In this study, three different patterns of similarity among the isolated strains were identified for K. pneumoniae ESBL and imipenem-resistant K. pneumoniae, ranging from 80% to 90%. The greatest similarity was verified between two strains isolated from the case of patient colonization in ICU II. However, a significant percent (80%) similarity was also registered between strains recovered from a case of patient colonization in ICU I and one in ICU II, which may be due to the possibility of patient readmission after discharge from the other hospital. The patterns identified for imipenem-resistant A. baumannii isolates showed high similarity, but they were restricted to ICU II and exhibited temporal variation.
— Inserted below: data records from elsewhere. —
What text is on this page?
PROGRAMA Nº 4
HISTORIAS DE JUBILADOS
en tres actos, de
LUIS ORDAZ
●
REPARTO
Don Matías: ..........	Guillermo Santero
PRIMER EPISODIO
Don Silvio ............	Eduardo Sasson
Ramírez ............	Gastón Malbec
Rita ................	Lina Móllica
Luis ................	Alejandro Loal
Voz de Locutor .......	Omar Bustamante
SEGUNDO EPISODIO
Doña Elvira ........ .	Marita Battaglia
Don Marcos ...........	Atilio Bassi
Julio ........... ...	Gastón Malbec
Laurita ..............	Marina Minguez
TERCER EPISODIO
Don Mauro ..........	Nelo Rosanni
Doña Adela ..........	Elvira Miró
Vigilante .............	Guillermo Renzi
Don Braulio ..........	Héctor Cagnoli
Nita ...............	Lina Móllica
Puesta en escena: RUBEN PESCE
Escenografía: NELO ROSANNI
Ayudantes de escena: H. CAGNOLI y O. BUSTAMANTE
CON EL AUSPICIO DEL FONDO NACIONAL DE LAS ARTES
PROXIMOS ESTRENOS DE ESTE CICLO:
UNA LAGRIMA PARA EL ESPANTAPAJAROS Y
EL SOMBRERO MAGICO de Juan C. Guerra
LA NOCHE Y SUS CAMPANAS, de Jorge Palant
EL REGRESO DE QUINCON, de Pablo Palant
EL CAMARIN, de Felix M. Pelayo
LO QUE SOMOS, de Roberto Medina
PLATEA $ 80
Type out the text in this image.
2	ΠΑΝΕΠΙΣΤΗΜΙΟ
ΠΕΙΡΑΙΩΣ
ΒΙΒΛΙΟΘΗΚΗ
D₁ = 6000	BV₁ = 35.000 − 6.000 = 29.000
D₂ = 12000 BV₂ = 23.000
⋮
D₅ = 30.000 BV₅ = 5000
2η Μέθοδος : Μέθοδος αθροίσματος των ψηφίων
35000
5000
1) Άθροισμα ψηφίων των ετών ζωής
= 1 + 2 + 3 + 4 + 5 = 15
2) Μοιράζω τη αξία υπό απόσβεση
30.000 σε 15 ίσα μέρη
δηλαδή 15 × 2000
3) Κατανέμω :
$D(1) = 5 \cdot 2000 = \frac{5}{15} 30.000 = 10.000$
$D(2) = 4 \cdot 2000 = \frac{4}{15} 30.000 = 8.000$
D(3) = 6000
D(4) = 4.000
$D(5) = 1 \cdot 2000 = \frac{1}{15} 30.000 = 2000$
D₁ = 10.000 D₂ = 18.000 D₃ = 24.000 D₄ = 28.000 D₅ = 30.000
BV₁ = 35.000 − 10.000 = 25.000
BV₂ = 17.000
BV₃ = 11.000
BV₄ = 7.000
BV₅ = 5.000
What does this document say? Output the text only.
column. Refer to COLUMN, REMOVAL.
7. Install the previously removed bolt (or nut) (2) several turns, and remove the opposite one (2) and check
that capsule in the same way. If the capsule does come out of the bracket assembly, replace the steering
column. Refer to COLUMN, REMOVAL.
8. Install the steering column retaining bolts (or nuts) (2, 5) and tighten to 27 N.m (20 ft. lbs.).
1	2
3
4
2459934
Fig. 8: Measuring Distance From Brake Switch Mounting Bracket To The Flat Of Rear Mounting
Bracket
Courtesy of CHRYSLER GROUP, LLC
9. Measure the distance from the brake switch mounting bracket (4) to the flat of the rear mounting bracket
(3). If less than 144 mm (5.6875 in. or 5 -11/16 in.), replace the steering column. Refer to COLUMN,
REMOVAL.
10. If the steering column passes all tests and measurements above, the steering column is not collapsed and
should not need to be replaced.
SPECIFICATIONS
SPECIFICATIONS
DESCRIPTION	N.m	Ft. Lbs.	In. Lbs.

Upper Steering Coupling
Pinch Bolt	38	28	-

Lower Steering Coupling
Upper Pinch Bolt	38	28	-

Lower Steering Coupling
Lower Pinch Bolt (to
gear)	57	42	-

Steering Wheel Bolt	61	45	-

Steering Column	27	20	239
In this study, the results suggest a correlation between infection occurrence and high bacterial population during the colonization period as well as a spontaneous decrease in colonization status. However, some limitations for these conclusions must be highlighted such as the possibility of low population levels has not been detected in microbiological culture medium, the relatively short period of follow-up, and the sample size of colonization/infection cases. Anyway, a prophylactic measure to reduce the microbial load related to MDROs in anatomical sites may be important in clinical practice regarding the possibility of decreasing bacterial spread and infection occurrence. This aspect in clinical practice could imply a possible decrease in mean time of permanence under strict isolation after identification of colonization with MDROs.